Сколько же дней прошло с начала запоя? Надо пересчитать бутылки. Три поллитровки водки в сутки – моя оптимальная доза. А зачем же нажираться, как собаке? Больше и не надо.

– Одна, две, восемь… Запой, конечно, плохая штука, – я вздохнул. – Двадцать семь, двадцать восемь… Но из него тоже можно что-то извлечь. Сорок четыре, сорок пять, пятьдесят одна… Вот бутылки, например, сдать можно. – Тара гремела, звенела и, выскальзывая из потных ладоней, падала на пол. – Не мог я сам столько выпить. И вот одна еще, разбитая… Две молочные фляги! Выходит – два месяца?! Но больше месяца у меня не бывало. Значит, кто-то помогал, причем, регулярно: ведь получается ровно двойная норма. А с чего всё, собственно, началось? – Пестрая круговерть сумбурных воспоминаний промелькнула в голове. Вручение шолоховской премии … – Вот откуда деньги, – я полез в карманы, и из дырявых сатиновых недр посыпались мятые сторублевки и даже пятисотенные купюры. Кажись, давали по сто тысяч. Сразу, бля, и не пропьешь. Вручали еще медаль имени донского летописца, в честь столетнего юбилея знаменитого писателя – Я посмотрел на стол. Золоченый кружок уныло лежал на дне граняша. Мутный стакан, поглотив львиную часть благородного блеска, монументально высился на липкой клеенке. Обмывал… Насколько я помню, лауреатом среди прозаиков стал еще и Женя Петропавловский – мой давнишний кореш и собутыльник.

Женя – журналист, но в остальном – человек неплохой. Да и литератор, в общем-то, приличный.
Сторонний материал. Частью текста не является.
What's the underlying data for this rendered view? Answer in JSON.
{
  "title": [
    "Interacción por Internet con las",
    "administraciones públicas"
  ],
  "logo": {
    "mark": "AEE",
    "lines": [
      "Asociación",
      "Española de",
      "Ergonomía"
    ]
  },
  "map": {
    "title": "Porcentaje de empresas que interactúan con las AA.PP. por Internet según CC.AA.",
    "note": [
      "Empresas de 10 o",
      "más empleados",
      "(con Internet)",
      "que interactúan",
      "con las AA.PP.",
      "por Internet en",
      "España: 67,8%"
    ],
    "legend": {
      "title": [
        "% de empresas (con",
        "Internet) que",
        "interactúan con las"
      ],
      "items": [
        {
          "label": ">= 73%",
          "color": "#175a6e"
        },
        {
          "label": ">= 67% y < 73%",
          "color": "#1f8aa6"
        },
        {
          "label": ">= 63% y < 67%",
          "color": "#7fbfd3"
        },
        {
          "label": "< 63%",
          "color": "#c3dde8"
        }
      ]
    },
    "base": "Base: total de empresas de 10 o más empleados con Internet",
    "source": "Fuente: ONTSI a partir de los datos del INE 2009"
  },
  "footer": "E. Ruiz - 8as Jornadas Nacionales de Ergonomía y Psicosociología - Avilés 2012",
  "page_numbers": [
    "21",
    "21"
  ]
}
Вообще-то мы – провинциальные литераторы, усердно тянущие лямку третьеразрядных писателей – это люди с расшатанной водкой волей, творцы с затаенной обидой на судьбу. В большинстве своем, выдавая на гора лингвистическую порнографию, мы обиженно шуршим своими брошюрками, даже обложки которых к покупке не располагают: «Почему Акунин, а не я!? Почему Прилепин али Устинова? Ведь у меня не хуже»? И, действительно, не хуже. Но вот такая тупая неизбежность порядка вещей. И там, и здесь утомительная тирания надуманных сюжетов, стилистика, напоминающая техпаспорт, непроходимый синтаксис, банальные сентенции, недалеко лежащие житейские премудрости. Скажу по секрету: я тайком читал прозу вышеуказанных авторов: смог одолеть лишь пару страниц – не шло. Разумеется, мнение субъективное. Но следует помнить, что есть плохой вкус и мой. Прозаики делятся на тех, кто пишет прозу и тех, кто пишет прозой. Ведь хорошая книга дарит нам двойное наслаждение: человеческое – от сопереживания сюжету, и эстетическое – от стиля. – Ой, ну их на хрен, этих писателей! Начинался отходняк, и надо было что-то думать. Алкоголь – очень серьезная тема. Более обширная, во всяком случае, чем литература.

Может, мы вместе с Женей и пили? Дык где он? После такого количества спиртного самостоятельно он уйти не мог. Я осмотрел свою творческую юдоль. На диване, под скомканным одеялом кто-то лежал. Петропавловский? Подойдя к дивану, я увидел, что подле него лежит бюстгальтер. Зачем Петропавловскому, однако, бюстгальтер? Смещенных альковных шалостей за ним не замечал; скока баб на пару перещупали! Больше, поди, чем книжек у Марининой и Донцовой, вместе взятых. Пальцем я осторожно тронул спящего (спящую?) за плечо. Под одеялом кто-то замычал. Судя по характерному тембру, голос не принадлежал слабому полу. Более настойчиво я повторил попытку разбудить неизвестного.

– Какого хрена! – передо мной взметнулась седовласая старческая голова. Принадлежавшие ей, некогда голубые, глаза свирепо блистали.

– Ты кто, дед? – я, на всякий случай, сделал шаг назад.

– Ну, ты, Вася, даешь! Допился, блин. Не умеешь – не берись, литератор хренов! – Старик ладонями пригладил пегие вихры и взглянул на стол. – Осталось что-нибудь похмелиться?

– Щас посмотрю, – в одной из бутылок было пальца на три водки. – Вот… – я потряс бутылкой и вылил ее содержимое в стакан с медалью.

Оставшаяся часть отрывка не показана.